So, what is electroacoustic music? Anything sounding that is recorded could be used in an
electroacoustic composition, for example nature sounds, acoustic instruments, voice,
electronic instruments, oscillators1 and much more. If it makes sound, it can be recorded and
used in an electroacoustic composition. Within this genre the compositional work is done in
the recording studio or as today simply with a computer using a DAW2 or other programs
such as Max/MSP, SuperCollider, e.g.
Electroacoustic music or acousmatic music as it also can be called is music composed to be
performed by loudspeakers, “music which is partly or wholly acousmatic, that is, music where
(in live performance) the sources and causes of the sounds are invisible – a music for
loudspeakers alone, or music which mixes live performance with an acousmatic, loudspeaker
element” (Smalley, 1997, p. 109). The sources and causes of the sounds are invisible as
Smalley so neatly puts it, is the primordial difference between electroacoustic music and other
genres of music that is recorded. Every one of us are listening to recorded music through
loudspeakers either by choice or unwillingly. When listening to the recording of Led
Zeppelin’s Stairway to Heaven the intro guitar, the source of the sound is invisible, but the
cause of the sound is not abstract or unclear, it’s very clear that it’s a guitar performing the
music. Here the cause of the sound is not abstract, and in a live performance we would see the
performer, while in electroacoustic music, in a concert we would only see loudspeakers. The
music in the genre of electroacoustic music is written for loudspeakers and not performers.

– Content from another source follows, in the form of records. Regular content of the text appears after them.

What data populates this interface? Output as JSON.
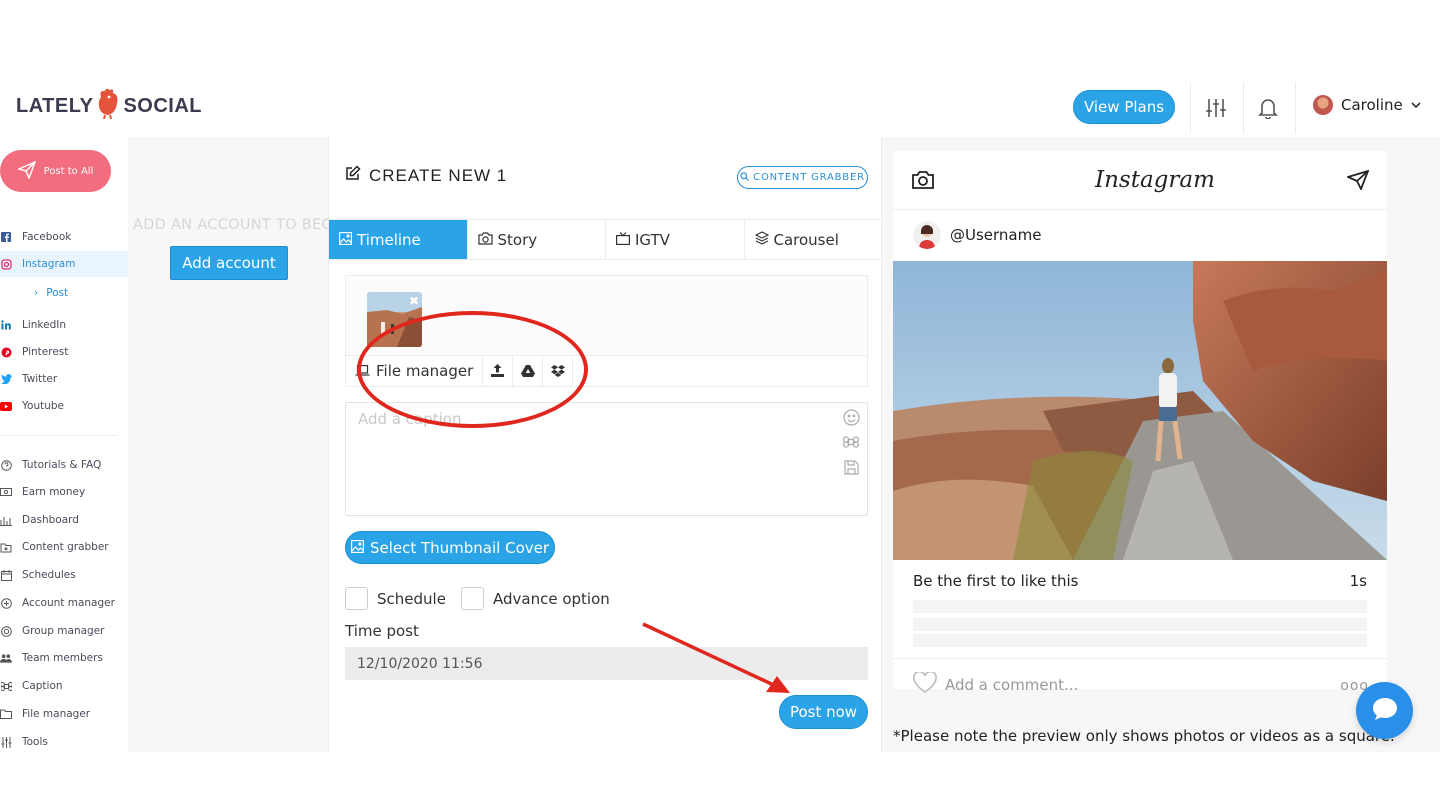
{
  "header": {
    "logo_left": "LATELY",
    "logo_right": "SOCIAL",
    "view_plans": "View Plans",
    "user_name": "Caroline"
  },
  "sidebar": {
    "post_to_all": "Post to All",
    "networks": [
      {
        "label": "Facebook",
        "icon": "facebook-icon",
        "color": "#3b5998"
      },
      {
        "label": "Instagram",
        "icon": "instagram-icon",
        "color": "#e1306c"
      },
      {
        "label": "LinkedIn",
        "icon": "linkedin-icon",
        "color": "#0e76a8"
      },
      {
        "label": "Pinterest",
        "icon": "pinterest-icon",
        "color": "#e60023"
      },
      {
        "label": "Twitter",
        "icon": "twitter-icon",
        "color": "#1da1f2"
      },
      {
        "label": "Youtube",
        "icon": "youtube-icon",
        "color": "#ff0000"
      }
    ],
    "instagram_sub": "Post",
    "tools": [
      {
        "label": "Tutorials & FAQ",
        "icon": "help-icon"
      },
      {
        "label": "Earn money",
        "icon": "money-icon"
      },
      {
        "label": "Dashboard",
        "icon": "chart-icon"
      },
      {
        "label": "Content grabber",
        "icon": "grabber-icon"
      },
      {
        "label": "Schedules",
        "icon": "calendar-icon"
      },
      {
        "label": "Account manager",
        "icon": "account-icon"
      },
      {
        "label": "Group manager",
        "icon": "group-icon"
      },
      {
        "label": "Team members",
        "icon": "team-icon"
      },
      {
        "label": "Caption",
        "icon": "caption-icon"
      },
      {
        "label": "File manager",
        "icon": "folder-icon"
      },
      {
        "label": "Tools",
        "icon": "tools-icon"
      }
    ]
  },
  "accounts": {
    "empty_text": "ADD AN ACCOUNT TO BEGIN",
    "add_account": "Add account"
  },
  "editor": {
    "title": "CREATE NEW 1",
    "content_grabber": "CONTENT GRABBER",
    "tabs": [
      {
        "label": "Timeline",
        "icon": "image-icon"
      },
      {
        "label": "Story",
        "icon": "camera-icon"
      },
      {
        "label": "IGTV",
        "icon": "tv-icon"
      },
      {
        "label": "Carousel",
        "icon": "layers-icon"
      }
    ],
    "file_manager": "File manager",
    "caption_placeholder": "Add a caption",
    "select_thumbnail": "Select Thumbnail Cover",
    "schedule": "Schedule",
    "advance_option": "Advance option",
    "time_post_label": "Time post",
    "time_post_value": "12/10/2020 11:56",
    "post_now": "Post now"
  },
  "preview": {
    "brand": "Instagram",
    "username": "@Username",
    "likes_text": "Be the first to like this",
    "time": "1s",
    "comment_placeholder": "Add a comment...",
    "dots": "ooo",
    "note": "*Please note the preview only shows photos or videos as a square."
  }
}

Many composers work outside of the traditional framework of western music in
electroacoustic music. “Gone are the familiar articulations of instruments and vocal utterance;
gone is the stability of note and interval; gone too is the reference of beat and meter”
(Smalley, 1997, p. 107). But in electroacoustic music you can still use the harmonic and
rhythmic framework of western music or any other type of music for that matter in a
composition or switch between different realms. What made all the new sound material for
the composers possible is the inventions in sound and electronic technology during the 20th
century. Manning (1985) explains that innovations in the new field of electronics, made it less
costly and the devices more compact for generating synthetic sound. The direct current arc
oscillator was invented in 1900, and in 1906 the same year as the Dynamophone was first
demonstrated, Lee De Forest patented the vacuum-tube triode amplifier valve. Manning
(1985) continues with writing that the progress was slow but steady, and by the end of the first
world war, the industry was well established, and several engineers could work with
investigating the new technology in electronics for the possible use in electronic musical
instruments.
1 An electronic oscillator is a circuit that generates a periodic, oscillating or alternating current (AC) signal,
typically a sine wave, square wave, or triangle wave, powered by a direct current (DC) source. Oscillators are
integral to many electronic devices, including radio receivers, televisions, radio and TV broadcast transmitters,
computers, computer peripherals, cell phones, radar systems, and numerous other applications.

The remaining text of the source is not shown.